Parla di ciò che è sempre stato presente e che esiste anche ora, ma che è stato e che è anche adesso del tutto ignorato.

Cerca di descrivere un paradosso. Quando nasciamo il senso di separazione tra il corpo e ciò che lo circonda non è presente, mentre dopo alcuni anni sorge un senso di identità e tutti attorno a te ti confermeranno che tu sei una persona reale, con una sua libera scelta e arbitrio, e che devi lavorare sodo per essere degno, soddisfatto… che devi far funzionare la tua vita. Una sensazione di contrazione è presente e diventa il centro da cui i pensieri, le emozioni e le azioni sembreranno sorgere. Adesso sei un qualcuno e la vita sta accadendo a te, e devi difenderti dalle minacce, devi cercare piacere ed evitare il dolore. Credi davvero di poter fare tutte queste cose. Si diventa ricercatori, alla ricerca di qualcosa che possa colmare quella sottile insoddisfazione, un sottile ma profondo senso di mancanza. Quello che questo messaggio descrive è che la credenza di avere un’identità, un “me” separato tra altri “me” separati in un mondo separato, è un’illusione.

Non c’è nessuno e non c’è mai stato.Tutto semplicemente accade e non c’è mai nessuno in controllo di alcunché. Anche ora non c’è nessuno che stia leggendo questo, anche se qualcosa lì è fortemente convinto che non sia così. C’è solo QUESTO ed è NULLA che appare come QUESTO. Questo non può essere capito o afferrato dal “me”, ma qualcosa può risuonare lì, dato che questa è la vera natura di ciò che si è. In QUESTO TUTT’UNO ogni cosa può sorgere, anche la sensazione che la separazione sia reale, e quella sensazione può cadere. Non c’è bisogno che accada nè, esiste una causa che lo faccia accadere. L’illusione può rimanere fino alla morte o può collassare proprio ora. Quando questo è visto (da nessuno), diventa chiaro che quello a cui anelavamo tutto il tempo non era mai andato via. C’è tutto e nulla. QUESTO è pura gioia, amore e libertà.
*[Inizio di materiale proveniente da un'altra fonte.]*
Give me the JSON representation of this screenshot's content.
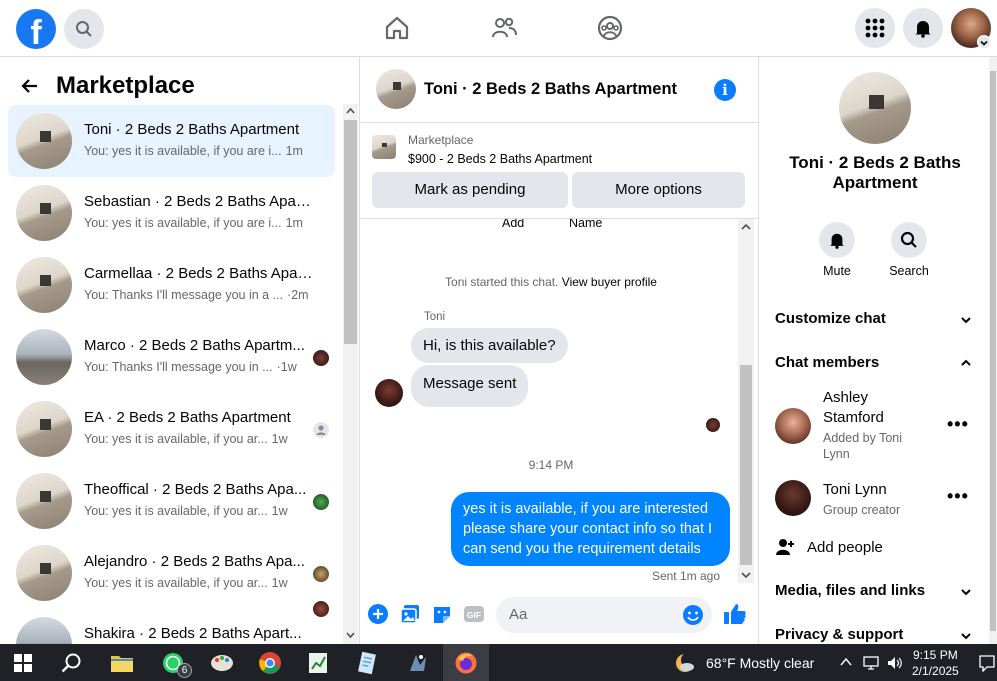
{
  "topbar": {
    "logo": "f",
    "icons": [
      "search-icon",
      "home-icon",
      "friends-icon",
      "groups-icon",
      "menu-grid-icon",
      "notifications-icon",
      "profile-avatar"
    ]
  },
  "left": {
    "title": "Marketplace",
    "conversations": [
      {
        "name": "Toni · 2 Beds 2 Baths Apartment",
        "snippet": "You: yes it is available, if you are i...",
        "time": "1m",
        "active": true,
        "seen": "none"
      },
      {
        "name": "Sebastian · 2 Beds 2 Baths Apart...",
        "snippet": "You: yes it is available, if you are i...",
        "time": "1m",
        "active": false,
        "seen": "none"
      },
      {
        "name": "Carmellaa · 2 Beds 2 Baths Apart...",
        "snippet": "You: Thanks I'll message you in a ...",
        "time": "·2m",
        "active": false,
        "seen": "none"
      },
      {
        "name": "Marco · 2 Beds 2 Baths Apartm...",
        "snippet": "You: Thanks I'll message you in ...",
        "time": "·1w",
        "active": false,
        "seen": "avatar"
      },
      {
        "name": "EA · 2 Beds 2 Baths Apartment",
        "snippet": "You: yes it is available, if you ar...",
        "time": "1w",
        "active": false,
        "seen": "grey"
      },
      {
        "name": "Theoffical · 2 Beds 2 Baths Apa...",
        "snippet": "You: yes it is available, if you ar...",
        "time": "1w",
        "active": false,
        "seen": "avatar"
      },
      {
        "name": "Alejandro · 2 Beds 2 Baths Apa...",
        "snippet": "You: yes it is available, if you ar...",
        "time": "1w",
        "active": false,
        "seen": "avatar"
      },
      {
        "name": "Shakira · 2 Beds 2 Baths Apart...",
        "snippet": "",
        "time": "",
        "active": false,
        "seen": "avatar"
      }
    ]
  },
  "chat": {
    "header_name": "Toni · 2 Beds 2 Baths Apartment",
    "marketplace_label": "Marketplace",
    "listing": "$900 - 2 Beds 2 Baths Apartment",
    "mark_pending": "Mark as pending",
    "more_options": "More options",
    "fragment_add": "Add",
    "fragment_name": "Name",
    "system_text": "Toni started this chat.",
    "view_profile": "View buyer profile",
    "sender": "Toni",
    "msg1": "Hi, is this available?",
    "msg2": "Message sent",
    "timestamp": "9:14 PM",
    "outgoing": "yes it is available, if you are interested please share your contact info so that I can send you the requirement details",
    "sent_status": "Sent 1m ago",
    "input_placeholder": "Aa"
  },
  "details": {
    "title": "Toni · 2 Beds 2 Baths Apartment",
    "mute": "Mute",
    "search": "Search",
    "customize": "Customize chat",
    "members_heading": "Chat members",
    "members": [
      {
        "name": "Ashley Stamford",
        "sub": "Added by Toni Lynn"
      },
      {
        "name": "Toni Lynn",
        "sub": "Group creator"
      }
    ],
    "add_people": "Add people",
    "media": "Media, files and links",
    "privacy": "Privacy & support"
  },
  "taskbar": {
    "whatsapp_badge": "6",
    "weather": "68°F  Mostly clear",
    "time": "9:15 PM",
    "date": "2/1/2025"
  },
  "colors": {
    "brand": "#1877f2",
    "messenger_blue": "#0084ff",
    "taskbar": "#1f2126"
  }
}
Emozioni, pensieri, sensazioni possono ancora sorgere in Questo, ma non sono possedute da un qualcuno di separato. Non c’è più una sofferenza personale, c’è solo un fluire dell’energia.

Il vedere QUESTO non è un’esperienza che puoi fare accadere attraverso un qualche agire, perché in questo vedere tu non ci sarai. QUESTO non appartiene a nessuno. Il vedere QUESTO, il cosiddetto risveglio, liberazione o illuminazione, può accadere o non accade. Non c’è alcuna direzione o scopo nella VITA. Non c’è nessuno lì che possa fare alcunché al riguardo. Anche quando il te immaginario si sente senza speranza e senza possibilità di aiuto c’è solo l’essere senza speranza e possibilità di aiuto che accade.